Wie kann ich eine Beschädigung meines Gepäcks verhindern?

Während man der groben Behandlung am Flughafen nur wenig entgegensetzen kann, lässt sich bereits beim Packen das Risiko von Beschädigungen verringern. Dabei ist vor allem der Beladungszustand entscheidend und das in beide Richtungen. Einem nur halbvoll beladenen Trolley fehlt es zuweilen an Stabilität. Da tut es dem Koffer dann auch nicht gerade gut, wenn er unter mehreren anderen Gepäckstücken begraben wird. Auf der anderen Seite sollte man einen Koffer nicht übervoll bepacken, denn eine unter Spannung stehende Außenschale gibt Ecken oder Kanten deutlich leichter nach.

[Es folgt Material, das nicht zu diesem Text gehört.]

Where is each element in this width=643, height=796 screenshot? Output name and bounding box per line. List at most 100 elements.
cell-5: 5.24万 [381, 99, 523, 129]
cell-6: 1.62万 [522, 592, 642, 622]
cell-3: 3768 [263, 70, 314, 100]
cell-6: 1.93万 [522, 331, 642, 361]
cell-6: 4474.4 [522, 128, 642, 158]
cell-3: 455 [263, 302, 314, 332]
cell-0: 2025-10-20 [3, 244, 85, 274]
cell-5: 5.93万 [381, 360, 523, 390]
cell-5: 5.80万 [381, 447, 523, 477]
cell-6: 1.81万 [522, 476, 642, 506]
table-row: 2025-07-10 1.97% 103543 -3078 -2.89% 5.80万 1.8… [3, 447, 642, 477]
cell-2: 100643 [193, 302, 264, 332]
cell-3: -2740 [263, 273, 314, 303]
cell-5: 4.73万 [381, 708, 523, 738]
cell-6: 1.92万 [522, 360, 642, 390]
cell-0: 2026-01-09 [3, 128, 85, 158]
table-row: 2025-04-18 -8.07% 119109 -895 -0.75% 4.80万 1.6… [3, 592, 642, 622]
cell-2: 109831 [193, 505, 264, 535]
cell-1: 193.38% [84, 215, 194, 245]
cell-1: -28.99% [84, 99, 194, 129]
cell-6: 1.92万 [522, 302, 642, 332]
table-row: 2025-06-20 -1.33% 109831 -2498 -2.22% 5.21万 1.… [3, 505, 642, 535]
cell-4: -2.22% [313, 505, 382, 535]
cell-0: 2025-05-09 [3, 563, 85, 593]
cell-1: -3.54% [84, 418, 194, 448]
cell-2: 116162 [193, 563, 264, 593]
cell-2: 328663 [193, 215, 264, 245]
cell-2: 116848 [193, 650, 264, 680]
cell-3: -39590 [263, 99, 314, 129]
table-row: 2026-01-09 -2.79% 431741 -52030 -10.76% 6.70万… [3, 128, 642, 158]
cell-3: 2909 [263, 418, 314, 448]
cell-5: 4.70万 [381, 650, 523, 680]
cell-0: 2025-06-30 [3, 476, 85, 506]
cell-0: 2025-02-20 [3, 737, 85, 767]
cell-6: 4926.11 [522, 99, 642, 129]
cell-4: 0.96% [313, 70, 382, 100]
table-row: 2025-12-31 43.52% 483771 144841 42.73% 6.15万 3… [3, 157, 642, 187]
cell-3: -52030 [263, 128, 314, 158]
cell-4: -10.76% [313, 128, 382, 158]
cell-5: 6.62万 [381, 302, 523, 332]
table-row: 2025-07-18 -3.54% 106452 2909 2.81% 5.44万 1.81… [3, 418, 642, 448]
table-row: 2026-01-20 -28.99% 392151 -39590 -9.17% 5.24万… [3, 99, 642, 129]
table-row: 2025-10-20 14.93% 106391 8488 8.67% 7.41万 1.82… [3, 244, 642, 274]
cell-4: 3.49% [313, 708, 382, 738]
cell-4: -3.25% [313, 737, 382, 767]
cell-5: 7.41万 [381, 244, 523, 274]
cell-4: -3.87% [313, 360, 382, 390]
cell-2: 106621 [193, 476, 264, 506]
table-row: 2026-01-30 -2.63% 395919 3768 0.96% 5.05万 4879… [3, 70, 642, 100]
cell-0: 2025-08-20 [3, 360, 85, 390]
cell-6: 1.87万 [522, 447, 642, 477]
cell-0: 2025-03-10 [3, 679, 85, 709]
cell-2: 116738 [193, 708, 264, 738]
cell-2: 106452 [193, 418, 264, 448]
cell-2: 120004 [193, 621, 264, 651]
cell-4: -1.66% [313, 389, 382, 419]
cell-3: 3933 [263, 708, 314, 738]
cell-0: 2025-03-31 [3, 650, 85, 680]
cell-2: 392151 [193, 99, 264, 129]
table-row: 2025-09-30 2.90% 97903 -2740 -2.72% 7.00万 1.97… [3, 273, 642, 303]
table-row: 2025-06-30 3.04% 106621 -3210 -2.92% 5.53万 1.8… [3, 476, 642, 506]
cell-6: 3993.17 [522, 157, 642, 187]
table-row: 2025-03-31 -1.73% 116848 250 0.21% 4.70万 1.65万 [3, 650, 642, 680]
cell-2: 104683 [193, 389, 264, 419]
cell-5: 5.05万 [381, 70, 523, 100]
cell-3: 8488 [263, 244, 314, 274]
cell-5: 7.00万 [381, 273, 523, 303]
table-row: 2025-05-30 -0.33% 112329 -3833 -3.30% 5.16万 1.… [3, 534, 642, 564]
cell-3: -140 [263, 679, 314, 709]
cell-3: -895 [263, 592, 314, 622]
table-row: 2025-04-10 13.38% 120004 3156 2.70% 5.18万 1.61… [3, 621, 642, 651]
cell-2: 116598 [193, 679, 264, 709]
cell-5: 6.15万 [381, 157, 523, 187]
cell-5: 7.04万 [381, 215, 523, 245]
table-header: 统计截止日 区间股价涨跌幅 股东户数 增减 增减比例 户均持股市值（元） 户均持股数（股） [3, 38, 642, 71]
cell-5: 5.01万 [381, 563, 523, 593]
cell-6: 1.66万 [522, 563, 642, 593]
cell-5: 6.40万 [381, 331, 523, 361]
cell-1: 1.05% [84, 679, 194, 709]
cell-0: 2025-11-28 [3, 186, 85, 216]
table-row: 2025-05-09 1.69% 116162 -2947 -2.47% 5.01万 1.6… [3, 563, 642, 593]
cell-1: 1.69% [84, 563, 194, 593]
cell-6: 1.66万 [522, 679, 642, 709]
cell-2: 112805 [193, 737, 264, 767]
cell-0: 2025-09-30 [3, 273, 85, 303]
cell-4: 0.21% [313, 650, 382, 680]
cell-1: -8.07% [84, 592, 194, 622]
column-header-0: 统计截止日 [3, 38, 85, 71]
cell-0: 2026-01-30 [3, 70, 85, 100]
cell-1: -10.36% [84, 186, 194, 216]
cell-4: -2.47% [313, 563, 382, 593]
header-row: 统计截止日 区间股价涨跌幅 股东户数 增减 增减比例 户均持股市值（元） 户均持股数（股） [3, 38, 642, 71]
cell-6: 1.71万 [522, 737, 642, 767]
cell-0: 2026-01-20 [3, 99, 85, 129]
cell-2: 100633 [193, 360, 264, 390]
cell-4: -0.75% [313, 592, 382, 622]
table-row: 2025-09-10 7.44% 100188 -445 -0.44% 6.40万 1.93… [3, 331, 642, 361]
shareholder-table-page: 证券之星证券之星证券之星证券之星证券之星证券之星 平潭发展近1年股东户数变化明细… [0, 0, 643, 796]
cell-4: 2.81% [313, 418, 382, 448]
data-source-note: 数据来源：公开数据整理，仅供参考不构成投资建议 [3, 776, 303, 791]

Falls es sich doch einmal nicht verhindern lässt, dass der Koffer voller wird als gedacht, können ihm praktische Helfer wie eine Kofferschutzhülle und ein Koffergurt zusätzlichen Schutz verschaffen.
Mittlerweile bieten so gut wie alle Flughäfen außerdem einen (entgeltlichen) Gepäckwrapping-Service an. Dabei wird Euer Trolley in mehrere Schichten Folie eingewickelt, Rollen und Griffe bleiben dabei frei. Beachtet bitte, dass das geschieht, bevor das Gepäck durch die Sicherheitskontrolle läuft. Sollte der Koffer geöffnet werden müssen, muss auch die Folie entfernt werden und Eure Investition war umsonst. Gleichzeitig bedeuten solche Folien für den Einmalgebrauch auch eine gewisse Menge an Plastikmüll.

Ihr seht, unverhofft kommt manchmal oft, jedoch braucht man nicht in Panik zu verfallen, denn es lässt sich für alles eine Lösung finden.